Without prior preservation, the loop simplifies to the standard denoising objective computed only on instance images.
Usage
The training loop is configured by several key parameters:
with_prior_preservation-- Enables the dual-objective formulation.prior_loss_weight(lambda) -- Controls the relative importance of the prior loss. Default1.0.prediction_type-- Either"epsilon"(predict noise) or"v_prediction"(predict velocity).max_grad_norm-- Maximum gradient norm for clipping. Default1.0.gradient_accumulation_steps-- Number of steps to accumulate gradients before an optimizer step.
Theoretical Basis
The DreamBooth training objective is a dual-objective denoising score matching loss:
TRAINING STEP:
1. ENCODE: z = VAE.encode(x).latent_dist.sample() * scaling_factor
2. NOISE: eps ~ N(0, I), t ~ Uniform(0, T)

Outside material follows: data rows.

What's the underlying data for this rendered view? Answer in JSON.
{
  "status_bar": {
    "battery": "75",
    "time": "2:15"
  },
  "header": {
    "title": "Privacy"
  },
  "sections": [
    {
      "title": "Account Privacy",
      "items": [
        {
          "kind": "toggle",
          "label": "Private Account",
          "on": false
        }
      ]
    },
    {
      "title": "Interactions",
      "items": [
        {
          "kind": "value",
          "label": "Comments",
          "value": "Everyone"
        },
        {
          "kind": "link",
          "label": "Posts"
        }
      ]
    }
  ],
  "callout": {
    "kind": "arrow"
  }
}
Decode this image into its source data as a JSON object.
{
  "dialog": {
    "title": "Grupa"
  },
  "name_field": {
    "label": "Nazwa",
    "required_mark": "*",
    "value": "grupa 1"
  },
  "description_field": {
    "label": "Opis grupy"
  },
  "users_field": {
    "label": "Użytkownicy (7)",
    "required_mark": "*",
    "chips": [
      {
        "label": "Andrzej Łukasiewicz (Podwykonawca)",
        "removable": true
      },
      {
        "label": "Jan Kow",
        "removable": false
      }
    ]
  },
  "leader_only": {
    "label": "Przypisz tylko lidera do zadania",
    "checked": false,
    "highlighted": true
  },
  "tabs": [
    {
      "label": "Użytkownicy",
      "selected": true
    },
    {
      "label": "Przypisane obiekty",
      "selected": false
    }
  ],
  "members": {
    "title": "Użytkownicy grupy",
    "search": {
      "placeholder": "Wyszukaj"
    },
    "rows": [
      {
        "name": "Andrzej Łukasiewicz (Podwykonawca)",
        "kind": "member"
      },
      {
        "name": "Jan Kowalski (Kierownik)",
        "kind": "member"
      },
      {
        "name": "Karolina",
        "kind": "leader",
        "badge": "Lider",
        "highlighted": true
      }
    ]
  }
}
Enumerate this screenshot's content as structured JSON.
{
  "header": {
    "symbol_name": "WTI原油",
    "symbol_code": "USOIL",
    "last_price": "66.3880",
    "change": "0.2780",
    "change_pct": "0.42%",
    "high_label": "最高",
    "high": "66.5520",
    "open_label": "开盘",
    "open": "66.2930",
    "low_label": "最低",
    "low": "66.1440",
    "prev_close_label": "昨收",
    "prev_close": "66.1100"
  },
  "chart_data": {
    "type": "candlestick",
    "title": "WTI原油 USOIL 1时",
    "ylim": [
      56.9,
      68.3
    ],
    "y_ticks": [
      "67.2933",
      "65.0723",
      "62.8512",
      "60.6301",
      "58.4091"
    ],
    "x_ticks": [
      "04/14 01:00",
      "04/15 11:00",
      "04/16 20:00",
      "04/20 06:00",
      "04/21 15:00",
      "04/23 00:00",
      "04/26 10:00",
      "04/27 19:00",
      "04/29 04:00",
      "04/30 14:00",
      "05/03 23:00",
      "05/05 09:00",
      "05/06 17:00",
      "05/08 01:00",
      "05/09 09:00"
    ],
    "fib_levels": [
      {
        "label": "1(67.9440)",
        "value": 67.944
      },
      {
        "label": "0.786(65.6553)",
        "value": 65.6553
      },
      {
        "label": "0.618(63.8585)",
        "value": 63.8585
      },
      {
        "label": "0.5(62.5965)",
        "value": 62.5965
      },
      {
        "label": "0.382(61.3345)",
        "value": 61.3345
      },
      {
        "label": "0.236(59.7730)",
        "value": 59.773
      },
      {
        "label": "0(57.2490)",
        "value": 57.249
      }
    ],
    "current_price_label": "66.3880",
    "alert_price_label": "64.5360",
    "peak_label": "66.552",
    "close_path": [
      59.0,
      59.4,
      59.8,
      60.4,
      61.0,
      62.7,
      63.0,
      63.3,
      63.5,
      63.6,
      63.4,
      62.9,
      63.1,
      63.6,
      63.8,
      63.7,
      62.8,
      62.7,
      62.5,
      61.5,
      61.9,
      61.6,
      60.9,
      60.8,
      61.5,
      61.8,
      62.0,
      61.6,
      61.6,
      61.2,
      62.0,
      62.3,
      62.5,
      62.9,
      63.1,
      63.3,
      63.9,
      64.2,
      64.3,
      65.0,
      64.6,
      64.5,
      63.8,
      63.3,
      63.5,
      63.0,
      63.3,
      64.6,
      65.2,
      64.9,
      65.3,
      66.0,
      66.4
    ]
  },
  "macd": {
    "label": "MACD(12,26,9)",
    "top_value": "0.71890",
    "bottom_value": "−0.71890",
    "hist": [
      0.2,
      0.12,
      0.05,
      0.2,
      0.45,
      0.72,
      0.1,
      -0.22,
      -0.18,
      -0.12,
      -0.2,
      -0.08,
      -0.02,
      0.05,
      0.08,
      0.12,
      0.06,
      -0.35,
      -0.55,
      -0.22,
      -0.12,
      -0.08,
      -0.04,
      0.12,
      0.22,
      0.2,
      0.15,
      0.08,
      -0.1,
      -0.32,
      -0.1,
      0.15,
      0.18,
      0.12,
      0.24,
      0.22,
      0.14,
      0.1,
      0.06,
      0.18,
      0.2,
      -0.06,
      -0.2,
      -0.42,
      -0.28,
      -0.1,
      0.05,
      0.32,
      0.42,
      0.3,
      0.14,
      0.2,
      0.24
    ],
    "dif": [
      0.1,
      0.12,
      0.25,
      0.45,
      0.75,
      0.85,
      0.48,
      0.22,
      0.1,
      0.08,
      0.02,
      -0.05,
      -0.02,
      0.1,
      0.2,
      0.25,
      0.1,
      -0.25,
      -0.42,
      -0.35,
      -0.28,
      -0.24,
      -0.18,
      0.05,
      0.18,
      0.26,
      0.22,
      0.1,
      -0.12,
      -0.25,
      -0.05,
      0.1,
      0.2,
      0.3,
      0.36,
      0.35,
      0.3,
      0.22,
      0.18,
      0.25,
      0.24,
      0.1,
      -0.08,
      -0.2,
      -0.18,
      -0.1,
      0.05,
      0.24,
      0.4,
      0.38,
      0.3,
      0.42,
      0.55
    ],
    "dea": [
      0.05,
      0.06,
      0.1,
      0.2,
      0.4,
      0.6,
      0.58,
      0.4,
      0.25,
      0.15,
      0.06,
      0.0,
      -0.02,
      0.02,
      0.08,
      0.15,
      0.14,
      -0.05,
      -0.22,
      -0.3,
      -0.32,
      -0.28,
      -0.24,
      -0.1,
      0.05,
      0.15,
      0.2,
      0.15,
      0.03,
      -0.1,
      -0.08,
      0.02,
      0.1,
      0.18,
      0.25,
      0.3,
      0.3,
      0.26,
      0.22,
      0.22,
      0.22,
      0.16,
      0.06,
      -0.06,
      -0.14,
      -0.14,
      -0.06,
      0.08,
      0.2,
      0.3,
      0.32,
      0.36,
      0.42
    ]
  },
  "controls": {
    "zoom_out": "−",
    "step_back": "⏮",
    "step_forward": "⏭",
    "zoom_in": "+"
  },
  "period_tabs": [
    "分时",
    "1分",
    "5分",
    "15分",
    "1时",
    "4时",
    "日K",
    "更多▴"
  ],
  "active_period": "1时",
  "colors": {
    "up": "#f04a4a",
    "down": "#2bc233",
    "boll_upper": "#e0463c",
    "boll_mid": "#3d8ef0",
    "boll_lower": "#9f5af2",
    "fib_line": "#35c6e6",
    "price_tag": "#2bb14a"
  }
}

3. NOISY: z_t = scheduler.add_noise(z, eps, t)
4. PREDICT: eps_hat = UNet(z_t, t, text_embed(prompt))
5. TARGET SELECTION:
If prediction_type == "epsilon": target = eps
If prediction_type == "v_prediction": target = scheduler.get_velocity(z, eps, t)
6. LOSS DECOMPOSITION (with prior preservation):
eps_hat_instance, eps_hat_prior = chunk(eps_hat, 2, dim=0)
target_instance, target_prior = chunk(target, 2, dim=0)
L_instance = MSE(eps_hat_instance, target_instance)
L_prior = MSE(eps_hat_prior, target_prior)
L_total = L_instance + lambda * L_prior
7. GRADIENT UPDATE:
backward(L_total)
clip_grad_norm_(lora_params, max_grad_norm)
optimizer.step()
lr_scheduler.step()
optimizer.zero_grad()
Key theoretical properties:
- Batch-level decomposition -- Instance and class images are concatenated in a single batch and processed in one forward pass. The
torch.chunk()operation splits the output along the batch dimension, enabling separate loss computation without redundant forward passes. - Lambda weighting -- The prior loss weight
lambda(default 1.0) balances personalization fidelity against class diversity. Higher values preserve more class diversity but may reduce subject fidelity; lower values risk overfitting. - Gradient clipping -- The
max_grad_normparameter prevents gradient explosions that can occur when the small LoRA adapter receives large gradients from the denoising loss, especially early in training. - Prediction type flexibility -- The training target adapts to the scheduler's prediction type:
"epsilon"for noise prediction or"v_prediction"for velocity prediction, ensuring compatibility with different pretrained model configurations.